Published on 30th March 2012
I started the anti HS2 campaign in March 2010 and I’m a woman. My background is Project Management in Construction and the British Army so I am no stranger to being a woman in a man’s world and often am the only one! A classic example of this was being the only female speaker at the Railfuture Bletchley Conference 2011.
The Rail Industry has a problem. Compared to other industries it is still dominated by men and has made little progress in welcoming women. In fact there is an astonishing brusque, domineering, arrogant, dismissive and sexist culture which seems to revel in bullying women. I am relentlessly pursued online by Railway enthusiasts and “Trolls” on Twitter, Facebook and any blog I contribute to by men who make derogatory, offensive, demeaning comments about anything I say. They don’t just attack me, they attack men as well but certainly treat me differently as a woman. The core issue of being bullied is that there is a victim and a perpetrator, the perpetrator not having any respect for the victim. I have consistently been told by male rail enthusiasts that women are irrelevant to the industry as they do not want to work in such a demanding job! In addition, that I do not know what am I talking about on any subject despite my extensive construction qualifications and 20 years regeneration experience.
This accusation does not, of course, refer to everyone associated to the industry but after two years of viewing Rail as an outsider I am certain it is not just a biased observation it is fact that is backed up by extensive research.

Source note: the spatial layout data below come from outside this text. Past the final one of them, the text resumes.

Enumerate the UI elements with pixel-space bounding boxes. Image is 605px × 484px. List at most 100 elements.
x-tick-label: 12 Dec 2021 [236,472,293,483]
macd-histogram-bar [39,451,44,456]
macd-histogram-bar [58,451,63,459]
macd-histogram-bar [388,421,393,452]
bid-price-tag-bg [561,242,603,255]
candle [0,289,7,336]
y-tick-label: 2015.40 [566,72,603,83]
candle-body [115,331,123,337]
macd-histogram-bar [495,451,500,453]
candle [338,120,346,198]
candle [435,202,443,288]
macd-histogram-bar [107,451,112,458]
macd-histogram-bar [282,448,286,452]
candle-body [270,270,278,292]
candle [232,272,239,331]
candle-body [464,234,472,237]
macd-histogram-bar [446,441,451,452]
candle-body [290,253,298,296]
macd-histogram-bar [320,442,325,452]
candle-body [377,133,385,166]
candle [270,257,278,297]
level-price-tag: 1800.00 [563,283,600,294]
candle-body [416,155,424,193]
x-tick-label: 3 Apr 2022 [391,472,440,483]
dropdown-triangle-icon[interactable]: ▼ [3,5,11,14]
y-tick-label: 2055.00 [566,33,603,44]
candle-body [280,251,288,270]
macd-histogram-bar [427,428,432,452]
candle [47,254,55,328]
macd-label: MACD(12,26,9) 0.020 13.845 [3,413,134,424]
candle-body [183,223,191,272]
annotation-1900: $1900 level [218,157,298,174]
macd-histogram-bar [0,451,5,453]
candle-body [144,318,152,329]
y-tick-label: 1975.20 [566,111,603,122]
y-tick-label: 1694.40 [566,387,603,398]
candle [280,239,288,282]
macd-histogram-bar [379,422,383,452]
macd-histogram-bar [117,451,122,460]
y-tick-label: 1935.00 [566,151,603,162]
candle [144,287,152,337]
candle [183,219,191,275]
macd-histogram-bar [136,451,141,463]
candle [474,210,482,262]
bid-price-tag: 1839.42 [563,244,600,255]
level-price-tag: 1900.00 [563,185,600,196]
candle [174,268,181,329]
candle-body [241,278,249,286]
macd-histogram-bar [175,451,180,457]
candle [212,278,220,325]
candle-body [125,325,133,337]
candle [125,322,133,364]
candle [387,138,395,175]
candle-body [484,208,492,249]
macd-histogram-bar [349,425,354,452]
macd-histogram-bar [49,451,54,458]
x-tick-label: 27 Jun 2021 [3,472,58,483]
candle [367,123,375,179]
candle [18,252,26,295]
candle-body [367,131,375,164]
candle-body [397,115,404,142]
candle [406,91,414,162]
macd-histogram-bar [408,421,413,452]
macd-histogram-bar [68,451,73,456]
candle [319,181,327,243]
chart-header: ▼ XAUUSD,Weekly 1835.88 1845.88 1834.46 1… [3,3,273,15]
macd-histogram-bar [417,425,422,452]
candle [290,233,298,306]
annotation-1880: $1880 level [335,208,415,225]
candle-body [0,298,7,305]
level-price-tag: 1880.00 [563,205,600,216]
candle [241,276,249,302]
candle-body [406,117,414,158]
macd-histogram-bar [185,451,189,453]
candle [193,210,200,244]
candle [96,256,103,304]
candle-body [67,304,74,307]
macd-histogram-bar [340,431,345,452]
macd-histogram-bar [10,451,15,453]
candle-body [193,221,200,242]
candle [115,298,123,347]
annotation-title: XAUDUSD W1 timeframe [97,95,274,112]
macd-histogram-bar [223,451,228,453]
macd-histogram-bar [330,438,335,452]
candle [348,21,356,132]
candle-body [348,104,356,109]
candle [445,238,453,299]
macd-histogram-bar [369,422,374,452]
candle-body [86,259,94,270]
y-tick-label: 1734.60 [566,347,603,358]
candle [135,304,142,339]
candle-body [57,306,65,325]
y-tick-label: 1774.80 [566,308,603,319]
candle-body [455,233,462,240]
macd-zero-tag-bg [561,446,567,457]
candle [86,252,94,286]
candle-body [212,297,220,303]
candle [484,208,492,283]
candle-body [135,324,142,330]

I asked Christian Wolmar about writing a book about the subject and he kindly recommended Railway Women, Exploitation, Betrayal and Triumph in the Workplace by Helena Wojttczak. Having read this excellent book, which is completely unique, I do not believe anything has really changed since it was written in 2005. In fact if you compare the problems women face working in rail with Helena’s book they still seem to be alive today.
ASLEFs 2011 Women in Railway Survey found terms, conditions, facilities and equipment lacking and horrifically more than 1 in 5 women felt they had been bullied or harassed in the last year.
This is totally and utterly unacceptable and backs up the damning media coverage Network Rail has received over the last 12 months including a piece in the Telegraph on 2nd June 2011 reported “The head of human resources at Network Rail, who was condemned by an independent inquiry for a long running record of bullying and using sexist and racist language, has escaped disciplinary action and will retire on a generous, publicly-funded pension.”. A settlement prevented the allegations coming to court. A case of oh dear, poor chap?
Network Rail as a company is taking positive steps towards recruiting more women but it is the culture that needs changing.
The company's new senior management team has spoken previously of wanting to change a prevailing "militaristic" culture inside Network Rail.
A Dft spokesman said the report "highlighted some serious issues". He added: "We welcome the action Network Rail has taken to ensure there is no repeat of these failings, and we hope this report draws a line under the allegations."
I spoke with ASLEF’s equality advisor about their study and “Culture” was the biggest problem raised. ASLEF has a dedicated women’s committee with at least one female representative per district but you struggle to find them online.
Women in Railway is ASLEF’s first ever survey on this subject and looked at why women come into the industry, their backgrounds and how they feel about working in the industry as a woman. It was delivered by the Labour Research Department (LRD) and reported to the ASLEF executive committee. Cultural problems were considered the key issue and a “programme of work” is now on going albeit no formal plan yet exists. The Women’s Committee who instigated the report is now also researching further, collating information and hoping to hold a seminar on their findings later this year.
Women are leading the way yet again.
Recruiting female union members is also an issue as so few women compared to men join the industry, Also, worryingly the survey found “A majority of respondents think women are encouraged to be active within ASLEF, but there is a quite widespread feeling that the union feels like a “boys club”. However the women surveyed did believe ASLEF is doing all it can to change this. I would assume this is the case whichever rail union we are talking about – particularly if you look at officers list on websites which are invariably 99% male.
On talking about flexible working etc. I was told no formal arrangements exist and ad hoc informal agreements are all women have. It appears Rail is reluctantly embracing law rather than seeking to champion in it. This is worrying. You only have to look at evidence from a female worker on whistleblowers.com on health and safety and the Ladbroke Grove Rail Disaster to see why.
Another worrying point is “Women” appear to be lumped in with other minorities on policy by the Rail Industry when the issues are very different.
There have been some positives whilst campaigning against HS2. Firstly I have learnt a great deal about rail. Secondly I have learned even more about Sustainable Transport. Thirdly I have had the pleasure of meeting Christian Wolmar, being a guest of Rail Future at their Bletchley Conference and having many Railfuture friends as a result and I am looking forward to celebrating International Women’s Day in London with members of ASLEF and other women campaigners.
What is clear is my perceptions of the industry are shared with the majority of women in the Rail industry I have found so far.
You won’t like what I’m saying but it has to be said and debated loudly, openly and positively. Do something about it and join the future. This is 2012.